D ENUNCIADO mais um caso de insultos racistas no futebol em Portugal, desta vez atingindo um jovem jogador da equipa B do Benfica, mas, como bem sabemos, já com inúmeras vítimas ao longo de anos, muito em particular no futebol europeu, mas apenas porque o futebol promove exposição imediata e muito mediática.
Não é, evidentemente, o racismo um problema do futebol. O racismo é um problema de educação. O futebol, e o desporto em geral, pela força e pelo poder de influenciar as sociedades modernas, podem apenas defender e promover valores antirracismo e dar o exemplo, porque, em matéria de educação, o exemplo é tudo. O quase tudo.
Portugal não é, como a generalidade dos países europeus, um país racista. Mas há racismo em Portugal e na generalidade dos países europeus. Ignorá-lo, escondê-lo ou disfarçá-lo, metendo a cabeça na areia, não defende o que deve ser defendido, mesmo num século XXI que até parece, em alguns momentos, levar-nos de volta às mais sombrias, terríveis e inaceitáveis histórias do pior lado da humanidade.
Tem o valor que tem e pode nem representar nada de muito significativo, mas apetece-me perguntar, aliás, ainda que a título de mera e simples curiosidade, quantos cidadãos negros tiveram, na história desta Europa de Liberdade, Igualdade e Fraternidade, direito a memória e história de vida perpetuadas, por exemplo, numa estátua no continente europeu? Assim de repente, que eu me lembre, apenas um negro: o cidadão Eusébio da Silva Ferreira, notável desportista e lendário futebolista, que fez realmente mais, muito mais, no século XX, pela diáspora e pela cultura portuguesas, e pela luta contra o racismo, do que muitos políticos, diplomatas e intelectuais, e tem, no nosso País, a admirável estátua que um cidadão português residente nos Estados Unidos (Vítor Baptista) teve a nobre sensibilidade e a extraordinária iniciativa de mandar construir, pagar e oferecer ao Sport Lisboa e Benfica.

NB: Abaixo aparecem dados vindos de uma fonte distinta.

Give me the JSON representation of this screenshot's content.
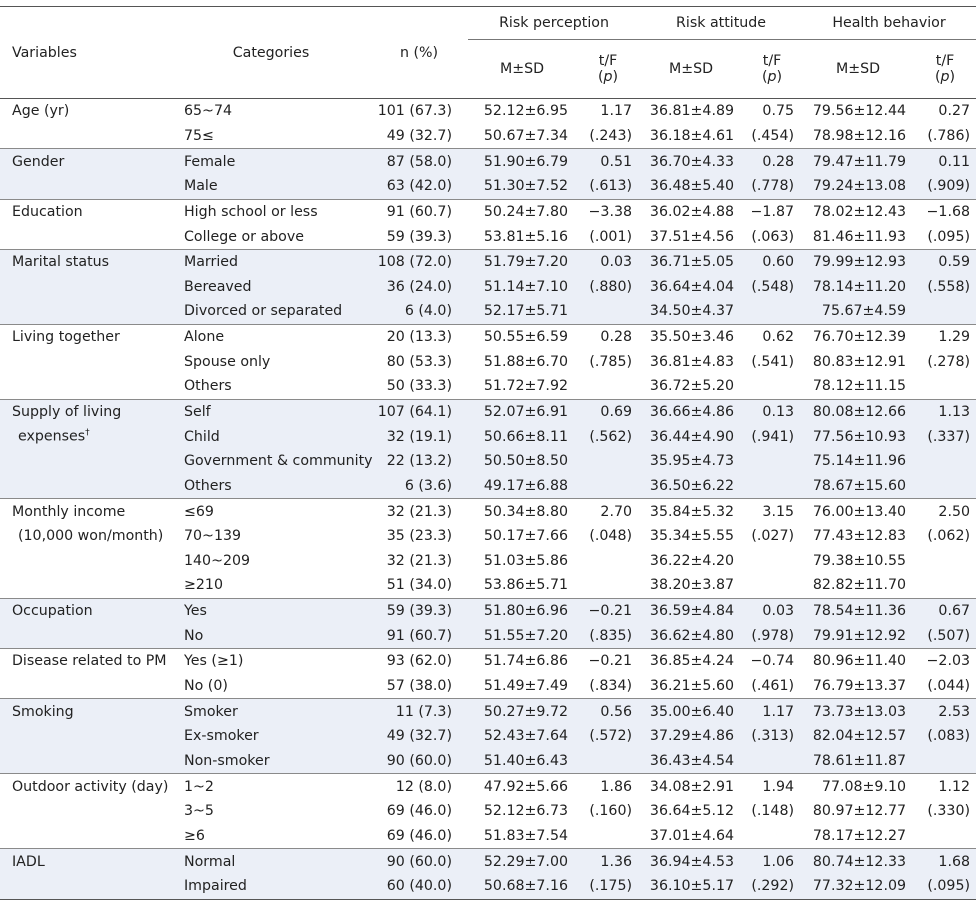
{
  "header": {
    "variables": "Variables",
    "categories": "Categories",
    "n_pct": "n (%)",
    "groups": [
      "Risk perception",
      "Risk attitude",
      "Health behavior"
    ],
    "msd": "M±SD",
    "tf": "t/F",
    "p_open": "(",
    "p": "p",
    "p_close": ")"
  },
  "groups": [
    {
      "label": "Age (yr)",
      "rows": [
        {
          "cat": "65~74",
          "n": "101 (67.3)",
          "rp_m": "52.12±6.95",
          "rp_t": "1.17",
          "ra_m": "36.81±4.89",
          "ra_t": "0.75",
          "hb_m": "79.56±12.44",
          "hb_t": "0.27"
        },
        {
          "cat": "75≤",
          "n": "49 (32.7)",
          "rp_m": "50.67±7.34",
          "rp_t": "(.243)",
          "ra_m": "36.18±4.61",
          "ra_t": "(.454)",
          "hb_m": "78.98±12.16",
          "hb_t": "(.786)"
        }
      ]
    },
    {
      "label": "Gender",
      "rows": [
        {
          "cat": "Female",
          "n": "87 (58.0)",
          "rp_m": "51.90±6.79",
          "rp_t": "0.51",
          "ra_m": "36.70±4.33",
          "ra_t": "0.28",
          "hb_m": "79.47±11.79",
          "hb_t": "0.11"
        },
        {
          "cat": "Male",
          "n": "63 (42.0)",
          "rp_m": "51.30±7.52",
          "rp_t": "(.613)",
          "ra_m": "36.48±5.40",
          "ra_t": "(.778)",
          "hb_m": "79.24±13.08",
          "hb_t": "(.909)"
        }
      ]
    },
    {
      "label": "Education",
      "rows": [
        {
          "cat": "High school or less",
          "n": "91 (60.7)",
          "rp_m": "50.24±7.80",
          "rp_t": "−3.38",
          "ra_m": "36.02±4.88",
          "ra_t": "−1.87",
          "hb_m": "78.02±12.43",
          "hb_t": "−1.68"
        },
        {
          "cat": "College or above",
          "n": "59 (39.3)",
          "rp_m": "53.81±5.16",
          "rp_t": "(.001)",
          "ra_m": "37.51±4.56",
          "ra_t": "(.063)",
          "hb_m": "81.46±11.93",
          "hb_t": "(.095)"
        }
      ]
    },
    {
      "label": "Marital status",
      "rows": [
        {
          "cat": "Married",
          "n": "108 (72.0)",
          "rp_m": "51.79±7.20",
          "rp_t": "0.03",
          "ra_m": "36.71±5.05",
          "ra_t": "0.60",
          "hb_m": "79.99±12.93",
          "hb_t": "0.59"
        },
        {
          "cat": "Bereaved",
          "n": "36 (24.0)",
          "rp_m": "51.14±7.10",
          "rp_t": "(.880)",
          "ra_m": "36.64±4.04",
          "ra_t": "(.548)",
          "hb_m": "78.14±11.20",
          "hb_t": "(.558)"
        },
        {
          "cat": "Divorced or separated",
          "n": "6 (4.0)",
          "rp_m": "52.17±5.71",
          "rp_t": "",
          "ra_m": "34.50±4.37",
          "ra_t": "",
          "hb_m": "75.67±4.59",
          "hb_t": ""
        }
      ]
    },
    {
      "label": "Living  together",
      "rows": [
        {
          "cat": "Alone",
          "n": "20 (13.3)",
          "rp_m": "50.55±6.59",
          "rp_t": "0.28",
          "ra_m": "35.50±3.46",
          "ra_t": "0.62",
          "hb_m": "76.70±12.39",
          "hb_t": "1.29"
        },
        {
          "cat": "Spouse only",
          "n": "80 (53.3)",
          "rp_m": "51.88±6.70",
          "rp_t": "(.785)",
          "ra_m": "36.81±4.83",
          "ra_t": "(.541)",
          "hb_m": "80.83±12.91",
          "hb_t": "(.278)"
        },
        {
          "cat": "Others",
          "n": "50 (33.3)",
          "rp_m": "51.72±7.92",
          "rp_t": "",
          "ra_m": "36.72±5.20",
          "ra_t": "",
          "hb_m": "78.12±11.15",
          "hb_t": ""
        }
      ]
    },
    {
      "label": "Supply of living",
      "label2": "expenses",
      "label2_mark": "†",
      "rows": [
        {
          "cat": "Self",
          "n": "107 (64.1)",
          "rp_m": "52.07±6.91",
          "rp_t": "0.69",
          "ra_m": "36.66±4.86",
          "ra_t": "0.13",
          "hb_m": "80.08±12.66",
          "hb_t": "1.13"
        },
        {
          "cat": "Child",
          "n": "32 (19.1)",
          "rp_m": "50.66±8.11",
          "rp_t": "(.562)",
          "ra_m": "36.44±4.90",
          "ra_t": "(.941)",
          "hb_m": "77.56±10.93",
          "hb_t": "(.337)"
        },
        {
          "cat": "Government & community",
          "n": "22 (13.2)",
          "rp_m": "50.50±8.50",
          "rp_t": "",
          "ra_m": "35.95±4.73",
          "ra_t": "",
          "hb_m": "75.14±11.96",
          "hb_t": ""
        },
        {
          "cat": "Others",
          "n": "6 (3.6)",
          "rp_m": "49.17±6.88",
          "rp_t": "",
          "ra_m": "36.50±6.22",
          "ra_t": "",
          "hb_m": "78.67±15.60",
          "hb_t": ""
        }
      ]
    },
    {
      "label": "Monthly income",
      "label2": "(10,000 won/month)",
      "rows": [
        {
          "cat": "≤69",
          "n": "32 (21.3)",
          "rp_m": "50.34±8.80",
          "rp_t": "2.70",
          "ra_m": "35.84±5.32",
          "ra_t": "3.15",
          "hb_m": "76.00±13.40",
          "hb_t": "2.50"
        },
        {
          "cat": "70~139",
          "n": "35 (23.3)",
          "rp_m": "50.17±7.66",
          "rp_t": "(.048)",
          "ra_m": "35.34±5.55",
          "ra_t": "(.027)",
          "hb_m": "77.43±12.83",
          "hb_t": "(.062)"
        },
        {
          "cat": "140~209",
          "n": "32 (21.3)",
          "rp_m": "51.03±5.86",
          "rp_t": "",
          "ra_m": "36.22±4.20",
          "ra_t": "",
          "hb_m": "79.38±10.55",
          "hb_t": ""
        },
        {
          "cat": "≥210",
          "n": "51 (34.0)",
          "rp_m": "53.86±5.71",
          "rp_t": "",
          "ra_m": "38.20±3.87",
          "ra_t": "",
          "hb_m": "82.82±11.70",
          "hb_t": ""
        }
      ]
    },
    {
      "label": "Occupation",
      "rows": [
        {
          "cat": "Yes",
          "n": "59 (39.3)",
          "rp_m": "51.80±6.96",
          "rp_t": "−0.21",
          "ra_m": "36.59±4.84",
          "ra_t": "0.03",
          "hb_m": "78.54±11.36",
          "hb_t": "0.67"
        },
        {
          "cat": "No",
          "n": "91 (60.7)",
          "rp_m": "51.55±7.20",
          "rp_t": "(.835)",
          "ra_m": "36.62±4.80",
          "ra_t": "(.978)",
          "hb_m": "79.91±12.92",
          "hb_t": "(.507)"
        }
      ]
    },
    {
      "label": "Disease related to PM",
      "rows": [
        {
          "cat": "Yes (≥1)",
          "n": "93 (62.0)",
          "rp_m": "51.74±6.86",
          "rp_t": "−0.21",
          "ra_m": "36.85±4.24",
          "ra_t": "−0.74",
          "hb_m": "80.96±11.40",
          "hb_t": "−2.03"
        },
        {
          "cat": "No (0)",
          "n": "57 (38.0)",
          "rp_m": "51.49±7.49",
          "rp_t": "(.834)",
          "ra_m": "36.21±5.60",
          "ra_t": "(.461)",
          "hb_m": "76.79±13.37",
          "hb_t": "(.044)"
        }
      ]
    },
    {
      "label": "Smoking",
      "rows": [
        {
          "cat": "Smoker",
          "n": "11 (7.3)",
          "rp_m": "50.27±9.72",
          "rp_t": "0.56",
          "ra_m": "35.00±6.40",
          "ra_t": "1.17",
          "hb_m": "73.73±13.03",
          "hb_t": "2.53"
        },
        {
          "cat": "Ex-smoker",
          "n": "49 (32.7)",
          "rp_m": "52.43±7.64",
          "rp_t": "(.572)",
          "ra_m": "37.29±4.86",
          "ra_t": "(.313)",
          "hb_m": "82.04±12.57",
          "hb_t": "(.083)"
        },
        {
          "cat": "Non-smoker",
          "n": "90 (60.0)",
          "rp_m": "51.40±6.43",
          "rp_t": "",
          "ra_m": "36.43±4.54",
          "ra_t": "",
          "hb_m": "78.61±11.87",
          "hb_t": ""
        }
      ]
    },
    {
      "label": "Outdoor activity (day)",
      "rows": [
        {
          "cat": "1~2",
          "n": "12 (8.0)",
          "rp_m": "47.92±5.66",
          "rp_t": "1.86",
          "ra_m": "34.08±2.91",
          "ra_t": "1.94",
          "hb_m": "77.08±9.10",
          "hb_t": "1.12"
        },
        {
          "cat": "3~5",
          "n": "69 (46.0)",
          "rp_m": "52.12±6.73",
          "rp_t": "(.160)",
          "ra_m": "36.64±5.12",
          "ra_t": "(.148)",
          "hb_m": "80.97±12.77",
          "hb_t": "(.330)"
        },
        {
          "cat": "≥6",
          "n": "69 (46.0)",
          "rp_m": "51.83±7.54",
          "rp_t": "",
          "ra_m": "37.01±4.64",
          "ra_t": "",
          "hb_m": "78.17±12.27",
          "hb_t": ""
        }
      ]
    },
    {
      "label": "IADL",
      "rows": [
        {
          "cat": "Normal",
          "n": "90 (60.0)",
          "rp_m": "52.29±7.00",
          "rp_t": "1.36",
          "ra_m": "36.94±4.53",
          "ra_t": "1.06",
          "hb_m": "80.74±12.33",
          "hb_t": "1.68"
        },
        {
          "cat": "Impaired",
          "n": "60 (40.0)",
          "rp_m": "50.68±7.16",
          "rp_t": "(.175)",
          "ra_m": "36.10±5.17",
          "ra_t": "(.292)",
          "hb_m": "77.32±12.09",
          "hb_t": "(.095)"
        }
      ]
    }
  ]
}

Sejamos sérios, historicamente, no passado, nunca a civilização europeia se aproximou dos povos mais negros ou menos negros com a ideia de inclusão, mas sim com a ideia de os explorar. Enquanto não o reconhecer plenamente, não exorcizará os seus maiores ou mais pequenos focos de racismo, que têm vindo, também, a dar origem a cada vez mais intensos focos de xenofobia. 
Não pode o futebol fazer o que, porventura, a Educação ainda não faz, acabar com o racismo, mesmo que esse racismo se evidencie, nestes tempos de hoje, e no caso do nosso País, mais na intolerável mesquinhez, incompreensível cretinice e clara estupidez da expressão verbal, do que propriamente no comportamento da ação física, ainda que tenhamos de continuar atentos e vigilantes a eventuais bárbaros comportamentos que as sociedades ainda vão, infeliz e lamentavelmente, continuando a testemunhar.
O que o futebol pode e deve fazer é, porém, bem mais simples do que se pensa, na linha, aliás, do que o futebol inglês soube fazer para erradicar dos estádios os malditos «hooligans» - identificar todos os que se portam mal (cada vez mais fácil, com os meios atuais), seja por atos ou insultos racistas, seja pelo que for, e excluí-los de uma vez por todas.É preciso coragem? Pois é. Mas só. E deixem-se de tretas; pedir coragem não é pedir muito!


PS: O FC Porto está na final da Taça e deverá, pois, fazer a «dobradinha» (o Tondela que me desculpe). Esta época, o Dragão merece-o porque, independentemente de como se olhar e do que se vir, é a melhor equipa! Impossivel, ainda, ficar indiferente ao momento ontem vivido no Parlamento português, que recebeu a intervenção do presidente da agredida República da Ucrânia. Honra-nos e orgulha-nos. Por fim, como lamento a morte de Sérgio Abrantes Mendes, grande sportinguista, bom amigo, e um das melhores pessoas que conheci neste mundo desportivo.